Mon intention reste donc de transmettre les différentes approches qui m’ont semblé les plus efficaces, tout au long de ma pratique, dans cet accompagnement. Au risque de me répéter, je ne propose ni une méthode, ni un pur exposé théorique consultable dans d’excellents ouvrages, encore moins une liste de Tsubo « pousse-boutons » censés soigner ce trouble de l’humeur.
SOMMAIRE
Réflexions cliniques et limites de l'approche théorique
Je vous propose plutôt des réflexions et des pistes de travail, qui peuvent parfois sembler simplistes, mais qui m’ont souvent aidé à enclencher mon accompagnement. Quand je reçois un client en souffrance, j’écoute une personne qui vit un problème, et pas seulement un problème. Ce que cette personne vit au moment où on la reçoit peut faire voler en éclats toutes les pistes de travail sagement hiérarchisées par une psyché, par moments, encore trop cartésienne.
En début d'article, j’exposais que la maladie dépressive pouvait trouver son origine dans toutes les formes de stagnation du Ki. Je proposais de faire circuler le Ki stagnant en utilisant le système des Ben Shen et plus particulièrement la relation Hun-Shen, par exemple en utilisant les points Yu antiques. Cet exposé reste bien sûr toujours valide, mais parfois cela ne fonctionne pas comme la théorie le propose. C’est souvent le cas pour la maladie dépressive résistante.
En effet, je pense que les formes modérées à sévères de la dépression correspondent à des déséquilibres plus importants du Ki (la cause de stagnation est alors à un niveau plus profond que celle que l’on trouve dans le système classique des méridiens). Je considère alors que la structure même de l’être humain est atteinte.

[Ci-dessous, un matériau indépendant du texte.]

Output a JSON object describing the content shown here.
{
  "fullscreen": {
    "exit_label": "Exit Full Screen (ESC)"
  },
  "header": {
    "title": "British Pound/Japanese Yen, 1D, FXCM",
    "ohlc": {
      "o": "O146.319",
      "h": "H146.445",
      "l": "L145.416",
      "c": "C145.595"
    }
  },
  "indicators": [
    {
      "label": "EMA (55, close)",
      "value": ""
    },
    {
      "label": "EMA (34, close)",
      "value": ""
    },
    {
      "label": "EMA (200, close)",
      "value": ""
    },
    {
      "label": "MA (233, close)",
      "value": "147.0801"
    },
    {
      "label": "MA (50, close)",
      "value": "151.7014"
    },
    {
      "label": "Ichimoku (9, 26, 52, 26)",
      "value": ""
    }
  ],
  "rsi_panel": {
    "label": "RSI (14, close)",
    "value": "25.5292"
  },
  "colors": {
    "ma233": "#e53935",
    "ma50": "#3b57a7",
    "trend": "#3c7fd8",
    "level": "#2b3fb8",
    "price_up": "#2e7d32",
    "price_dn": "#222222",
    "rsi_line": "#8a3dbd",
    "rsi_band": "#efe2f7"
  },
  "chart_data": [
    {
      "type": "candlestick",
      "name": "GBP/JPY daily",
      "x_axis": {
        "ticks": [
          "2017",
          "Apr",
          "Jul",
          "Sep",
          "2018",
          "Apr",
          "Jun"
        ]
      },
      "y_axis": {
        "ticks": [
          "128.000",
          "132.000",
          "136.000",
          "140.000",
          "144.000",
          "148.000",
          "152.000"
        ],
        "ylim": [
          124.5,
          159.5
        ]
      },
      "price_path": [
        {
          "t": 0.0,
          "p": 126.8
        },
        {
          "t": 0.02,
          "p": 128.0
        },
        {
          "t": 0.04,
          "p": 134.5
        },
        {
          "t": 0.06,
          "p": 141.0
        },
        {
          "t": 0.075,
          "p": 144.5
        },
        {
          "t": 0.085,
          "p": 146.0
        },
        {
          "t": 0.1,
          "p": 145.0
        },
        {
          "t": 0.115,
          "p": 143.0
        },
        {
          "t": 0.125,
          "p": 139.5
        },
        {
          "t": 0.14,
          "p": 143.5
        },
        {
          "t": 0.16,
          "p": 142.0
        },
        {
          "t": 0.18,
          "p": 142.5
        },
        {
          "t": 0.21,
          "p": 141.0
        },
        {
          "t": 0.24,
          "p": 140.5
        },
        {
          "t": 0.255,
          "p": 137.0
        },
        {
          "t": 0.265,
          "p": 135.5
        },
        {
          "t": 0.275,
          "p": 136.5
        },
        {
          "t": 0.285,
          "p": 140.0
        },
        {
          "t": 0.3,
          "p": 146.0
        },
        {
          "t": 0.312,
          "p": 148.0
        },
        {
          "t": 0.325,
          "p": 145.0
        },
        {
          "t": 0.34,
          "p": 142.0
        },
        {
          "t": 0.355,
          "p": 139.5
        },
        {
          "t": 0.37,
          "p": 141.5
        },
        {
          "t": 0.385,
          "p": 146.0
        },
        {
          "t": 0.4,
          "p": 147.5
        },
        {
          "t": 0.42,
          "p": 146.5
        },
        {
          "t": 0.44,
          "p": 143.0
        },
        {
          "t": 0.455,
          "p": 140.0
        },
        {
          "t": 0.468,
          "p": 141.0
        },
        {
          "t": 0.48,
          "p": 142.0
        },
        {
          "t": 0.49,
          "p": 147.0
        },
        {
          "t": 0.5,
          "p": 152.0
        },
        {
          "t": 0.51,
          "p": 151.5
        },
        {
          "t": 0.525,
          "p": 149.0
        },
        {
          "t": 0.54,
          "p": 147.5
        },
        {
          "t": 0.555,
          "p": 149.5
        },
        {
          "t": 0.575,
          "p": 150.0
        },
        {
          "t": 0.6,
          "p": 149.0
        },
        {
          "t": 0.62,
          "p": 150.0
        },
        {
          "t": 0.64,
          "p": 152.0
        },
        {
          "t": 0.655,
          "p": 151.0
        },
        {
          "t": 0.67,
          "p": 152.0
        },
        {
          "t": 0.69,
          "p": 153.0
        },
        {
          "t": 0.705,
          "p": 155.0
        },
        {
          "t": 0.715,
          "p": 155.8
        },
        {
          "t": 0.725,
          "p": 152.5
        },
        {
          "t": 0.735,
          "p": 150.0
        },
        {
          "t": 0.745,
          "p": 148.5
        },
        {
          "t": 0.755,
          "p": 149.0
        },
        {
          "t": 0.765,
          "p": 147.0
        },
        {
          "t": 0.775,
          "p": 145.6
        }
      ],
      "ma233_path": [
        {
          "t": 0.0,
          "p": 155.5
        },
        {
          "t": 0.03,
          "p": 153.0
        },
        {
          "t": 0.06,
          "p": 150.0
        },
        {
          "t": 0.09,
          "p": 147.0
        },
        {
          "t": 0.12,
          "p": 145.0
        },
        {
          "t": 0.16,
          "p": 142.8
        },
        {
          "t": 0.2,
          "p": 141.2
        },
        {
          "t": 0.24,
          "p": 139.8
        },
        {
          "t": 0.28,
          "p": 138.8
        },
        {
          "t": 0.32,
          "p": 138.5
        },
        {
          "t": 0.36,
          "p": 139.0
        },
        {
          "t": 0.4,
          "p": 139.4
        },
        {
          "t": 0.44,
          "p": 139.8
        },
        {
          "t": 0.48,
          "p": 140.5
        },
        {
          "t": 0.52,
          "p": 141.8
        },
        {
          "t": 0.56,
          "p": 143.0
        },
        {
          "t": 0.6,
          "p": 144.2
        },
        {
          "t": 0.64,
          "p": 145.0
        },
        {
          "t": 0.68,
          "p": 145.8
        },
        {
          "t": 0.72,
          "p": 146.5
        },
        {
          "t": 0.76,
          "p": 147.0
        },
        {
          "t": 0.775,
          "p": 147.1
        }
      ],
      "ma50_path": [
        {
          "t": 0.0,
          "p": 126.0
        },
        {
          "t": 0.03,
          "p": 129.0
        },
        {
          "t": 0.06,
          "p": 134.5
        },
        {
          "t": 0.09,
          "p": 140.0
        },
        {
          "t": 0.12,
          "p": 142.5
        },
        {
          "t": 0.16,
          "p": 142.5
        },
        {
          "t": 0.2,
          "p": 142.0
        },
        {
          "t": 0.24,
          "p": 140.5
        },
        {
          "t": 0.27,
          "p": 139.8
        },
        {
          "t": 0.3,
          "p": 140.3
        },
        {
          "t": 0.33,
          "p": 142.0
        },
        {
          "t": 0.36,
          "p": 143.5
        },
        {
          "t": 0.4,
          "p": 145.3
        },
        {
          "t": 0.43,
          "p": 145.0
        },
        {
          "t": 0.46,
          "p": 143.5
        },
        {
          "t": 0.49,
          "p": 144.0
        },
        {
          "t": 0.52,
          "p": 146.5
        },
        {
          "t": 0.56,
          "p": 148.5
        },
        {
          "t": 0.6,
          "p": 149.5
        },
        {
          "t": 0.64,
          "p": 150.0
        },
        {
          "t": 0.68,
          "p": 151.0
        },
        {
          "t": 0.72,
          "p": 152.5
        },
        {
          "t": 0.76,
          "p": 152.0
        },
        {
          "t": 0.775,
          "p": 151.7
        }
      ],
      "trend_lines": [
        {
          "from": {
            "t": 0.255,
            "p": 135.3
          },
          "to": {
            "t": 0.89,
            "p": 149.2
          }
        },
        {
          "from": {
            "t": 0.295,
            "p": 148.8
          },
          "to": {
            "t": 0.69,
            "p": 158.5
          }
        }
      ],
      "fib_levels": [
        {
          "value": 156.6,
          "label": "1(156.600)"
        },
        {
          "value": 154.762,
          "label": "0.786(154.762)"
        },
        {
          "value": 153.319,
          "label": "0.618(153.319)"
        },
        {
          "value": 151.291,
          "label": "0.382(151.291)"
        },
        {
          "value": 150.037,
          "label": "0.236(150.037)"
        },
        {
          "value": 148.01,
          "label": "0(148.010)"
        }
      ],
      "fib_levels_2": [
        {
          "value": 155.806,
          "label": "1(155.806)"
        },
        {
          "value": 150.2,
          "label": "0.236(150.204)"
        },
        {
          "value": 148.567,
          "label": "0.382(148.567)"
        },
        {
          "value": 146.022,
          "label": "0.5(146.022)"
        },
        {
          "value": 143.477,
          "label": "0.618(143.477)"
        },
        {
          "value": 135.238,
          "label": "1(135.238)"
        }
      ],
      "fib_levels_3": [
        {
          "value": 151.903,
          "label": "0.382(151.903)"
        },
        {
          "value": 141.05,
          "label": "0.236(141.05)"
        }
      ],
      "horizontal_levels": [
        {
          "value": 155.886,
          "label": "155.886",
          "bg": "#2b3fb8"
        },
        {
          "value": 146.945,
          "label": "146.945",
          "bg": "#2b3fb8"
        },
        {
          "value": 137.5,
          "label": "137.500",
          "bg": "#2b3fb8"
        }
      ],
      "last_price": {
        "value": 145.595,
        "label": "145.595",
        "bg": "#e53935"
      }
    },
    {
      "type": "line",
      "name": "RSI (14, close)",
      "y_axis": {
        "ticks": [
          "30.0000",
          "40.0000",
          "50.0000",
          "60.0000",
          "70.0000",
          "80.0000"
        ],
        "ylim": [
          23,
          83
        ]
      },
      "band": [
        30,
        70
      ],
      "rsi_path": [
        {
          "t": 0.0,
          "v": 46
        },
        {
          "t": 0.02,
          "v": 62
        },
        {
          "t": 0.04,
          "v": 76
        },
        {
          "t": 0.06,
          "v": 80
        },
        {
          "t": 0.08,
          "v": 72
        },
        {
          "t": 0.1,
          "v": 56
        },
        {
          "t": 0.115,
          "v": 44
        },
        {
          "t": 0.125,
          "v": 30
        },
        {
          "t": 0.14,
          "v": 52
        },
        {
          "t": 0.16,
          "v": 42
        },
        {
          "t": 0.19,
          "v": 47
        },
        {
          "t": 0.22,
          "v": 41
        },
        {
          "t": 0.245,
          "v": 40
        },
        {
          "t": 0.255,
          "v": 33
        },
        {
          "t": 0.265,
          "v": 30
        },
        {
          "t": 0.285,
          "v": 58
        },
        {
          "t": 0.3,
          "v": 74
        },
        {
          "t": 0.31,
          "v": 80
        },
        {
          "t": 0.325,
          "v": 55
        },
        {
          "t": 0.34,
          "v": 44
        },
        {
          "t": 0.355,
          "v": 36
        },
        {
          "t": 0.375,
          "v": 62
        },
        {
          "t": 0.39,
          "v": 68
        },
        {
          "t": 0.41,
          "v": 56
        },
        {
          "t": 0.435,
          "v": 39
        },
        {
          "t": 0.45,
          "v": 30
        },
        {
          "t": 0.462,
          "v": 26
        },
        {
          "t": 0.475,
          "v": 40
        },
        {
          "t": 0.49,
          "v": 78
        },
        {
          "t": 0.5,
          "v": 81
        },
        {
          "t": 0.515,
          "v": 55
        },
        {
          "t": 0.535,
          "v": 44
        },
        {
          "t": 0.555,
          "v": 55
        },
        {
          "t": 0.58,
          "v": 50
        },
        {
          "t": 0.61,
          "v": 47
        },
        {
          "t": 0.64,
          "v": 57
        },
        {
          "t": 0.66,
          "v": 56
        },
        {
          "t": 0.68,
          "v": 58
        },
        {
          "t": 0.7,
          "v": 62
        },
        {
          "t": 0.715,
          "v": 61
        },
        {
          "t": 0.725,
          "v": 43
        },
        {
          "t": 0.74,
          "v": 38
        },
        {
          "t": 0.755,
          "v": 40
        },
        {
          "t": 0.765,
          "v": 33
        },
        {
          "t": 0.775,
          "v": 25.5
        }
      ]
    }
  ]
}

Intervenir à un niveau profond grâce aux Huit Merveilleux Vaisseaux
L’utilisation des Huit Merveilleux Vaisseaux (MV) m’a permis, dans certains cas, d’intervenir à ce niveau profond de déséquilibre.
Au début de mon apprentissage du Shiatsu et de la médecine chinoise, il existait très peu d’enseignements sur les MV, même pour les acupuncteurs. Aujourd’hui, de nombreux enseignants et enseignantes de qualité abordent ce sujet en profondeur, et c’est une très bonne chose. Pour ma part, j’aimerais vous exposer la manière dont j’utilise les MV d’une façon moins conventionnelle que celle exposée dans les textes classiques en ce qui concerne le trouble dépressif.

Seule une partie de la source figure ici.